The Babylonians made meticulous records of celestial events. To them, as to many ancient civilizations, the sky was thought to be the writing pad of the gods, while the stars and planets were the ink used to communicate divine messages.
Through today’s lens, the practices of star-gazing Babylonian priests may appear to be based mostly in superstition. Each night they searched the sky for omens sent by the great god Marduk or one of his entourage of lesser deities. Unexpected wanderings of the planets might foreshadow a poor harvest in the village, while the early risings of the moon could portend malformed births. By far the worst harbinger was a lunar eclipse, which signaled that the gods were angry with the king and called for his death.
The fall equinox. Astronomy helped shape religions.
Much early astronomy dealt with developing techniques to predict these omens, allowing crucial time for pre-emptive prayers and rituals to ward off misfortune.
Despite being tied to religious ritual (and often to gruesome sacrifice), the work of these priests marks the beginnings of science, says John Steele, a historian of ancient astronomy at Brown University. “They were making mathematical predictions based on empirical observations, which is astronomy by definition,” he says.
An even more detailed understanding of celestial phenomena influenced the decline of polytheism. As more sophisticated science showed that the astronomical events were routine and could be predicted, they lost their ability to inspire fear. By the 5th century B.C., Greek philosophers were developing a view that the universe originated from one divine source.

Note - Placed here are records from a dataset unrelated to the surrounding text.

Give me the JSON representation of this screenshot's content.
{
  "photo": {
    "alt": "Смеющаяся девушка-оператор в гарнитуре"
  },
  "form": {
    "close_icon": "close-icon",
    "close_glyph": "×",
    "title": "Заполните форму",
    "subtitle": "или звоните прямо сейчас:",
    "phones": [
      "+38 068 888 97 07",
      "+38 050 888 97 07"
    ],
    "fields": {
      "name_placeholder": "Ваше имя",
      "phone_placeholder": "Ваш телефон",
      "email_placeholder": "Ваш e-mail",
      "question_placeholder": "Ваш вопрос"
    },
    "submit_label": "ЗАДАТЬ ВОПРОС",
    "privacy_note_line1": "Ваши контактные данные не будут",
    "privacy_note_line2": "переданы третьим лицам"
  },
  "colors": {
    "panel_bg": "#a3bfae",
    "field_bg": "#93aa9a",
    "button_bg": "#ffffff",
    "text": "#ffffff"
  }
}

Nick Campion adds that with the rise of the monotheistic Abrahamic religions, the need to “secularize the planets”—stripping them of divine agency—became even more pressing. Astronomy could not be written out of religion completely, in part because in people’s minds the celestial patterns were so clearly tied to the changing of the seasons. So monotheistic religious leaders emphasized the importance of sacred calendars governed by predictable celestial motions.

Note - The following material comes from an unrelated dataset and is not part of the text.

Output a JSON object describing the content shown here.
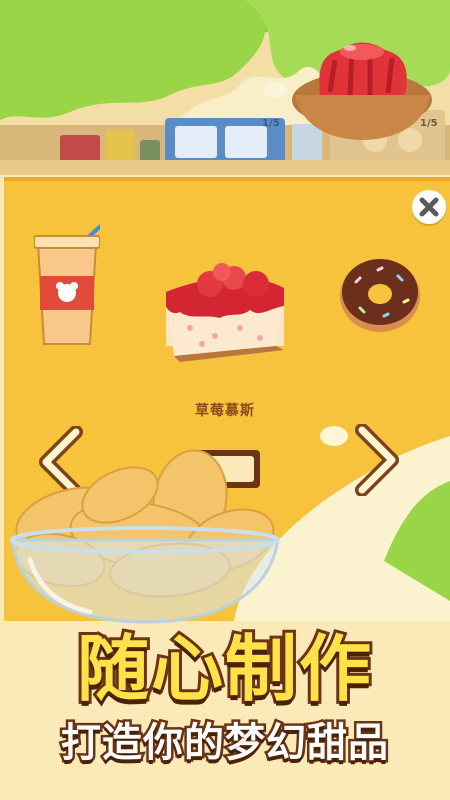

They argued also that understanding the behavior of planets and stars was the route to revealing what Mr. Campion calls the “unfolding of God’s plan.” For a time, he notes, astronomy actually became a tool of power for the religious elite to wield, The better religious scholars were at predicting astronomical events, the more society was seen to be successfully harmonizing with God.
In the early Islamic empire, astronomical patterns dictated not only the calendar, but also the architecture of cities. Mr. Campion has studied the original plans for building Baghdad, which was designed to be laid out in seven concentric circles––to mimic the geocentric view of the cosmos held at the time, with earth at its center, and the sun, the moon and the five then-known planets in orbit around it.
Although those plans were partially abandoned, the ultimate framework of the city was indeed circular and its foundations were laid on a day calculated to coincide with the time that Jupiter, then thought to be the supreme power-giving planet, rose above the Eastern horizon. “Baghdad was literally a cosmopolis,” says Mr. Campion.
Baghdad is one example of how an ancient society was built to celestial blueprints. To fully appreciate some of our religious practices today––and sometimes even the layout of the ground under our feet––we must look back to the earliest science and the influence of the night skies.
Ms. Merali is a science writer and documentary producer based in London.